China realizó varios llamados para que haya un diálogo sobre los esfuerzos de Irán para enriquecer su propio uranio, que según sospechas de Occidente estaría destinado a obtener armas nucleares. Irán aduce que el enriquecimiento es para la generación de energía.

"Hemos sostenido consistentemente que el diálogo y las negociaciones son la forma de resolver las disputas entre países, y no aprobamos la aplicación de presiones o el uso de la confrontación para resolver problemas," dijo el portavoz del Ministerio de Relaciones Exteriores de China, Hong Lei, tras ser consultado sobre la veda de Irán a las ventas de petróleo a firmas británicas y francesas.

EL país asiático "espera que ambos lados puedan volver al camino correcto del diálogo cuanto antes," declaró Hong durante una rueda de prensa diaria.

China es uno de los principales consumidores de petróleo de Irán, al consumir alrededor del 20% del total de sus exportaciones.

La Unión Europea despertó la ira de Teherán el mes pasado cuando decidió imponer un boicot a su petróleo desde el 1 de julio.

Irán, el quinto mayor exportador mundial de petróleo, respondió con la amenaza de cerrar el Estrecho de Ormuz, la principal vía marítima del petróleo en el Golfo Pérsico.

El domingo, su Ministerio de Petróleo dio otro paso, con el anuncio de que Irán interrumpió las ventas de crudo a empresas francesas y británicas, una medida que sin embargo tendrá poco o nada de efecto sobre la llegada de suministros a Francia o Gran Bretaña.

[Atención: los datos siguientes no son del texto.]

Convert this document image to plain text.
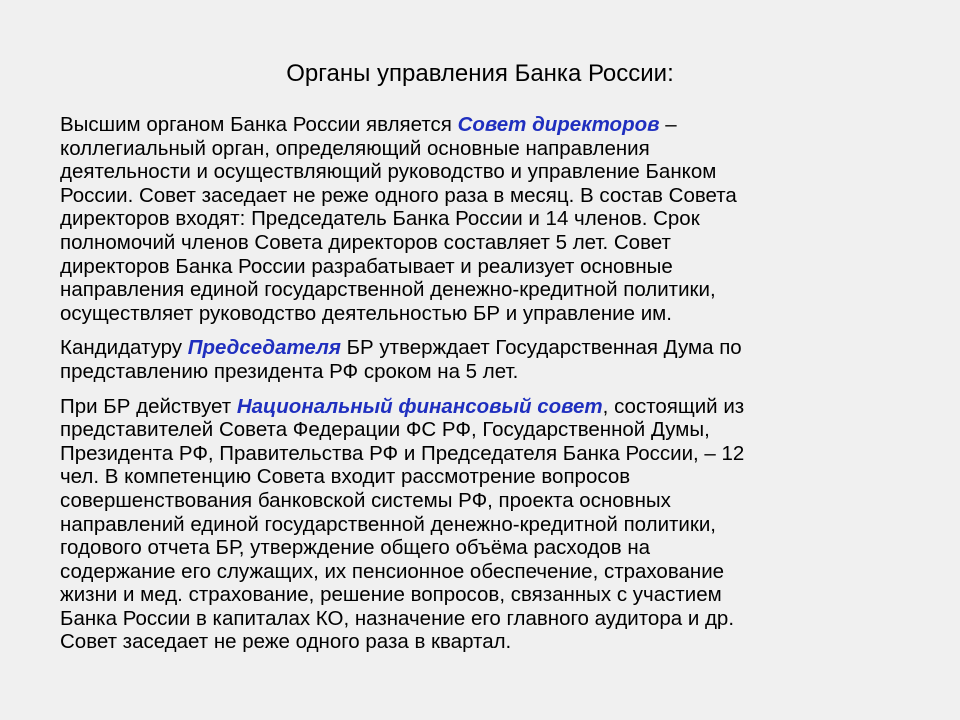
Органы управления Банка России:

Высшим органом Банка России является Совет директоров –
коллегиальный орган, определяющий основные направления
деятельности и осуществляющий руководство и управление Банком
России. Совет заседает не реже одного раза в месяц. В состав Совета
директоров входят: Председатель Банка России и 14 членов. Срок
полномочий членов Совета директоров составляет 5 лет. Совет
директоров Банка России разрабатывает и реализует основные
направления единой государственной денежно-кредитной политики,
осуществляет руководство деятельностью БР и управление им.

Кандидатуру Председателя БР утверждает Государственная Дума по
представлению президента РФ сроком на 5 лет.

При БР действует Национальный финансовый совет, состоящий из
представителей Совета Федерации ФС РФ, Государственной Думы,
Президента РФ, Правительства РФ и Председателя Банка России, – 12
чел. В компетенцию Совета входит рассмотрение вопросов
совершенствования банковской системы РФ, проекта основных
направлений единой государственной денежно-кредитной политики,
годового отчета БР, утверждение общего объёма расходов на
содержание его служащих, их пенсионное обеспечение, страхование
жизни и мед. страхование, решение вопросов, связанных с участием
Банка России в капиталах КО, назначение его главного аудитора и др.
Совет заседает не реже одного раза в квартал.
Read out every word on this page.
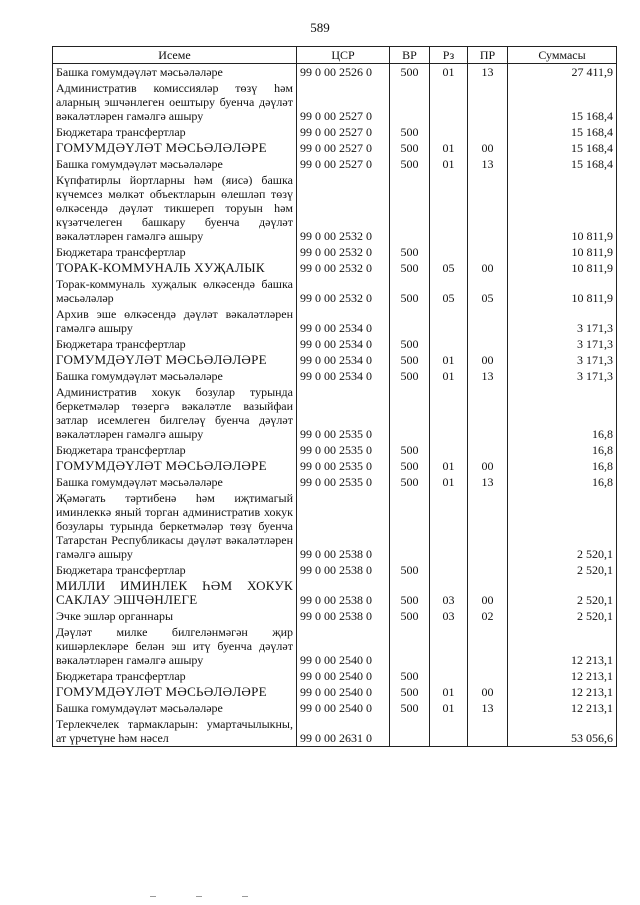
589
Исеме	ЦСР	ВР	Рз	ПР	Суммасы
Башка гомумдәүләт мәсьәләләре	99 0 00 2526 0	500	01	13	27 411,9
Административ комиссияләр төзү һәм аларның эшчәнлеген оештыру буенча дәүләт вәкаләтләрен гамәлгә ашыру	99 0 00 2527 0				15 168,4
Бюджетара трансфертлар	99 0 00 2527 0	500			15 168,4
ГОМУМДӘҮЛӘТ МӘСЬӘЛӘЛӘРЕ	99 0 00 2527 0	500	01	00	15 168,4
Башка гомумдәүләт мәсьәләләре	99 0 00 2527 0	500	01	13	15 168,4
Күпфатирлы йортларны һәм (яисә) башка күчемсез мөлкәт объектларын өлешләп төзү өлкәсендә дәүләт тикшереп торуын һәм күзәтчелеген башкару буенча дәүләт вәкаләтләрен гамәлгә ашыру	99 0 00 2532 0				10 811,9
Бюджетара трансфертлар	99 0 00 2532 0	500			10 811,9
ТОРАК-КОММУНАЛЬ ХУҖАЛЫК	99 0 00 2532 0	500	05	00	10 811,9
Торак-коммуналь хуҗалык өлкәсендә башка мәсьәләләр	99 0 00 2532 0	500	05	05	10 811,9
Архив эше өлкәсендә дәүләт вәкаләтләрен гамәлгә ашыру	99 0 00 2534 0				3 171,3
Бюджетара трансфертлар	99 0 00 2534 0	500			3 171,3
ГОМУМДӘҮЛӘТ МӘСЬӘЛӘЛӘРЕ	99 0 00 2534 0	500	01	00	3 171,3
Башка гомумдәүләт мәсьәләләре	99 0 00 2534 0	500	01	13	3 171,3
Административ хокук бозулар турында беркетмәләр төзергә вәкаләтле вазыйфаи затлар исемлеген билгеләү буенча дәүләт вәкаләтләрен гамәлгә ашыру	99 0 00 2535 0				16,8
Бюджетара трансфертлар	99 0 00 2535 0	500			16,8
ГОМУМДӘҮЛӘТ МӘСЬӘЛӘЛӘРЕ	99 0 00 2535 0	500	01	00	16,8
Башка гомумдәүләт мәсьәләләре	99 0 00 2535 0	500	01	13	16,8
Җәмәгать тәртибенә һәм иҗтимагый иминлеккә яный торган административ хокук бозулары турында беркетмәләр төзү буенча Татарстан Республикасы дәүләт вәкаләтләрен гамәлгә ашыру	99 0 00 2538 0				2 520,1
Бюджетара трансфертлар	99 0 00 2538 0	500			2 520,1
МИЛЛИ ИМИНЛЕК ҺӘМ ХОКУК САКЛАУ ЭШЧӘНЛЕГЕ	99 0 00 2538 0	500	03	00	2 520,1
Эчке эшләр органнары	99 0 00 2538 0	500	03	02	2 520,1
Дәүләт милке билгеләнмәгән җир кишәрлекләре белән эш итү буенча дәүләт вәкаләтләрен гамәлгә ашыру	99 0 00 2540 0				12 213,1
Бюджетара трансфертлар	99 0 00 2540 0	500			12 213,1
ГОМУМДӘҮЛӘТ МӘСЬӘЛӘЛӘРЕ	99 0 00 2540 0	500	01	00	12 213,1
Башка гомумдәүләт мәсьәләләре	99 0 00 2540 0	500	01	13	12 213,1
Терлекчелек тармакларын: умартачылыкны, ат үрчетүне һәм нәсел	99 0 00 2631 0				53 056,6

Las petrolera francesa Total y la anglo-holandesa Shell fueron grandes compradoras de petróleo iraní, pero Total ya había interrumpido sus compras a Irán y Shell las redujo fuertemente.

Irán elevó su retórica en las últimas semanas a la vez que expresó su voluntad de reanudar las negociaciones sobre su programa nuclear. Con cautela, las potencias occidentales no descartaron el uso de la fuerza si el programa continúa.

Pero hay muchas especulaciones en que Israel podría atacar instalaciones nucleares en Irán.

Hong dijo que el uso de la fuerza sería la respuesta equivocada. "Un ataque militar a Irán solo empeoraría la confrontación y llevaría a más trastornos en la región," detalló.